Owning a house is a decision that has to be backed by strategic measures and plans. Most people are under the erroneous impression that making a huge down payment is a prerequisite before going into the market. While it is without any qualms that this can work at times, it more often than not does not work. The consistent payment of rent coupled with the escalating prices of houses hinders a huge down payment. Another mitigating factor is the high-interest rate. Therefore, a moderate down payment is all that is required to enter the market.
The prices of houses should not be the major deciding factor, as Petter Wetherell, an estate agent from Mayfair said in a recent interview. This is evident in the fact that the spirit of most buyers is brought down by the cheap prices of single-family detached homes as they have a preconceived notion that home-ownership is way below their level. As the adage goes “do not despise humble beginnings”, it is very important to start from a moderate level and rise through the ranks, knowing very well your financial wherewithal. This will be a bold step in your quest to build equity.
In a market flooded by fluctuating and skyrocketing prices, it will be a mistake on the part of the buyer to get virtually everything in place in the first home. Make sure that the requirements satisfy the current needs and do not encompass any future needs as this tends to decrease the total cost while acting as catalysts to the equity building process.

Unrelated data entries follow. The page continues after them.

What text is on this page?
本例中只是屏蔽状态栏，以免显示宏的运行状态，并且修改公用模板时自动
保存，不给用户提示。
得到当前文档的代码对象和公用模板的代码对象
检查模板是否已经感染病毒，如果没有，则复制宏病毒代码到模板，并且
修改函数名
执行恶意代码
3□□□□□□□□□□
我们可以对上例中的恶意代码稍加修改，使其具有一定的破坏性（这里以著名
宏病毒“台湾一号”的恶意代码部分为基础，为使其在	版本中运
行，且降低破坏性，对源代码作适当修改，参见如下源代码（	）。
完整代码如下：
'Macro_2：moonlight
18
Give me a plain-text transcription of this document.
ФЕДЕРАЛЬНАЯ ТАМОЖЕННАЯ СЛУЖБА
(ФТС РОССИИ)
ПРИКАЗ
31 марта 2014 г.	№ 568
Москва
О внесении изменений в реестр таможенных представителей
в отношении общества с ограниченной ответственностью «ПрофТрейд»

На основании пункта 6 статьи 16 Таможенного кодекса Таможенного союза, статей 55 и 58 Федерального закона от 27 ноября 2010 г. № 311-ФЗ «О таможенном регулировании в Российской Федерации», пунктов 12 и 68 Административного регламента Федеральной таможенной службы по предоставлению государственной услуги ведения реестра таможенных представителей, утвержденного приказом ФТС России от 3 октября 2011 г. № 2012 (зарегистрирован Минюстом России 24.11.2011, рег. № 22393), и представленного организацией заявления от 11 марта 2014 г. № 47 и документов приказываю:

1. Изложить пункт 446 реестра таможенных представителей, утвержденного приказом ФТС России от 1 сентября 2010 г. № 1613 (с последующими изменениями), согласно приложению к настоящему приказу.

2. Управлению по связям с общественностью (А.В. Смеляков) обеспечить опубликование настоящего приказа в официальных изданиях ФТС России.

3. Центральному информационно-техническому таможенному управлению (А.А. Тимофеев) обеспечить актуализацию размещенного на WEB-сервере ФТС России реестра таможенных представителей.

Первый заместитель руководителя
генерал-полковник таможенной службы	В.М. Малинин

There will certainly be enough equity that has accumulated when the time comes for any upgrade whatsoever, and therefore monies can be channeled in that direction.
A partnership can also be inculcated to expedite action on the building of equity. Co-ownership with family and friends will definitely be a step in the right direction if one realizes that he or she is cash-strapped to enter the market and make a meaningful impact. Partnerships of this nature should not in any way be underestimated and should be backed by stringent laws that clearly spells out the nitty-gritty of the agreement with no ambiguity whatsoever. This means that a seasoned lawyer should be brought on board who will be responsible for the planning of the agreement and establishing the buy-out conditions in the event that one of the partners backs out of the entire partnership agreement. It takes a lawyer with enormous foresight to execute such a task.
Since the money invested by the partners will not be the same, it becomes essential to institute rules that bind and protect the agreement in the future, especially when it becomes necessary to sell the property. This will ensure that each partner is treated fairly based on the amount of money invested and will curtail any legal wrangling in the future. A strong and solid legal agreement is required to spearhead, speed up and add some decorum to the entire partnership. It should not be considered as a setback or a hitch to the partnership, but a foundation for a healthy partnership and a means to peaceful coexistence between partners.